The paper is well-motivated especially the delay at action/observation time settings. These are real settings one must consider in practice and no previous works sufficiently studies them. My only real consider is the assumptions needed in this work. How reasonable are these in practice? Though, since this seems to be the first work in this area, I guess assumptions are OK to show initial results. The authors do acknowledge this and are able to come up with a refinement which removes assumptions. One compliant I have about the paper is that the authors do not provide an empirical results. The theoretical results are nice but this paper's quality would benefit from even the most rudimentary experimental section. I'm disappointed the authors did not include this section. ********** I have read the author's response and am not satisfied. The first point they make about not running experiments because it's not possible to cover all scenarios is a disappointing. Experiments do not have to cover all scenarios, that's kind of their empirical nature. There are plenty of scenarios the authors could experiment with to at least provide some additional evidence the algorithm works. The second point is even more disappointing. One always has something to compare against, otherwise how do you know your method has any merit? For example, compare against an algorithm which picks random arms. This is the minimum baseline and is always available to compare against. One can also compare against algorithms not designed for delays. If the proposed algorithm is worth publishing then it should beat these algorithms. I expect more from authors when submitting to a venue of this caliber.

Reviewer 3


		
The paper considers a version of the adversarial stochastic multi-armed bandit problem where the feedback received from pulling an arm is delayed. The delays are time-varying and can be selected by an oblivious adversary. The main algorithm presented is referred to as the “skipper” algorithm, and refines exponential weights analysis by skipping rounds with large delays, and is based on prior knowledge of the cumulative delay. When delays are only revealed each times an action is taken, and no prior information is granted on the cumulative delay (or the horizon length) the authors provide a doubling scheme that achieves a refined regret bound. I like the paper and definitely appreciate various aspects of it. The topic and the algorithmic approach are interesting, the paper is well-written, and, as far as I could tell, analytically correct. I don't have major concerns regarding the paper. My main comments are as follow. 1. Since in many application domains delay information is only realized when feedback arrives. This is true also in the motivating examples that are given by the authors in page 2 (while expected delay might be available at time of action, the realized delay can often be different from this expectation.

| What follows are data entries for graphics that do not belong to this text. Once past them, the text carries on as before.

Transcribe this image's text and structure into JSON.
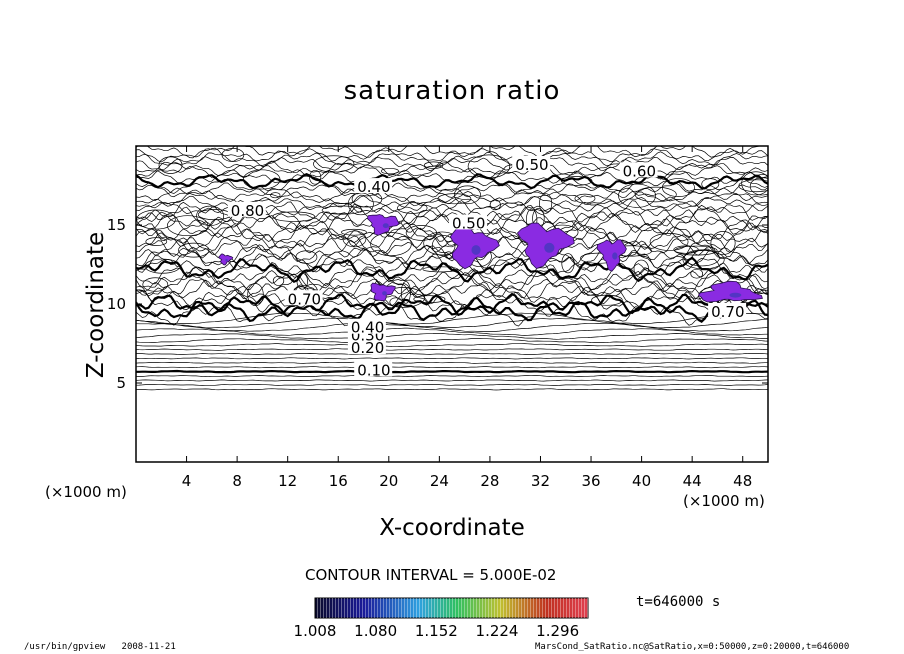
{
  "chart_data": {
    "type": "contour",
    "title": "saturation ratio",
    "xlabel": "X-coordinate",
    "ylabel": "Z-coordinate",
    "x_unit": "(×1000 m)",
    "z_unit": "(×1000 m)",
    "xlim": [
      0,
      50
    ],
    "ylim": [
      0,
      20
    ],
    "x_ticks": [
      "4",
      "8",
      "12",
      "16",
      "20",
      "24",
      "28",
      "32",
      "36",
      "40",
      "44",
      "48"
    ],
    "y_ticks": [
      "5",
      "10",
      "15"
    ],
    "contour_interval_text": "CONTOUR INTERVAL = 5.000E-02",
    "contour_labels": [
      {
        "text": "0.10",
        "x": 17.5,
        "z": 5.8
      },
      {
        "text": "0.20",
        "x": 17.0,
        "z": 7.2
      },
      {
        "text": "0.30",
        "x": 17.0,
        "z": 8.0
      },
      {
        "text": "0.40",
        "x": 17.0,
        "z": 8.5
      },
      {
        "text": "0.50",
        "x": 30.0,
        "z": 18.8
      },
      {
        "text": "0.60",
        "x": 38.5,
        "z": 18.4
      },
      {
        "text": "0.40",
        "x": 17.5,
        "z": 17.4
      },
      {
        "text": "0.80",
        "x": 7.5,
        "z": 15.9
      },
      {
        "text": "0.50",
        "x": 25.0,
        "z": 15.1
      },
      {
        "text": "0.70",
        "x": 12.0,
        "z": 10.3
      },
      {
        "text": "0.70",
        "x": 45.5,
        "z": 9.5
      }
    ],
    "colorbar": {
      "ticks": [
        "1.008",
        "1.080",
        "1.152",
        "1.224",
        "1.296"
      ],
      "range": [
        1.008,
        1.332
      ],
      "colors": [
        "#0a0a2a",
        "#1a1a9a",
        "#2fa0e0",
        "#2fc060",
        "#c0c030",
        "#c03020",
        "#e04050"
      ]
    },
    "supersaturated_regions": [
      {
        "x": [
          18.2,
          20.8
        ],
        "z": [
          14.4,
          15.8
        ]
      },
      {
        "x": [
          18.4,
          20.5
        ],
        "z": [
          10.2,
          11.4
        ]
      },
      {
        "x": [
          24.5,
          28.5
        ],
        "z": [
          12.3,
          15.1
        ]
      },
      {
        "x": [
          30.0,
          34.5
        ],
        "z": [
          12.4,
          15.3
        ]
      },
      {
        "x": [
          36.5,
          38.8
        ],
        "z": [
          12.2,
          14.3
        ]
      },
      {
        "x": [
          44.3,
          49.5
        ],
        "z": [
          10.0,
          11.4
        ]
      },
      {
        "x": [
          6.5,
          7.6
        ],
        "z": [
          12.5,
          13.2
        ]
      }
    ],
    "grid": false,
    "legend": "colorbar bottom-center"
  },
  "time_text": "t=646000 s",
  "footer": {
    "program": "/usr/bin/gpview",
    "date": "2008-11-21",
    "source": "MarsCond_SatRatio.nc@SatRatio,x=0:50000,z=0:20000,t=646000"
  },
  "colors": {
    "supersat_fill": "#8a2be2",
    "supersat_core": "#3a3ab8",
    "line": "#000000"
  }
}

It would definitely be insightful to understand how one could extend current results and algorithms in that direction, and a first step in this direction can be to have some robustness analysis that will help to understand to extent to which the performance of the doubling scheme deteriorates when actual delays are (even a bit) different from the one observed at the time of the action. 2. Similarly, it would be insightful to understand how robust the skipper algorithm is for misspecifications in the cumulative delay D. I apologize if I missed a discussion along these lines in the paper. 3. It would be very insightful, and would clearly increase the contribution of the paper, to have some form of optimality for the results. Ideally that would be established through a refined lower bound for time-varying delays, but even some discussion using examples or numeric analysis might be helpful in that respect.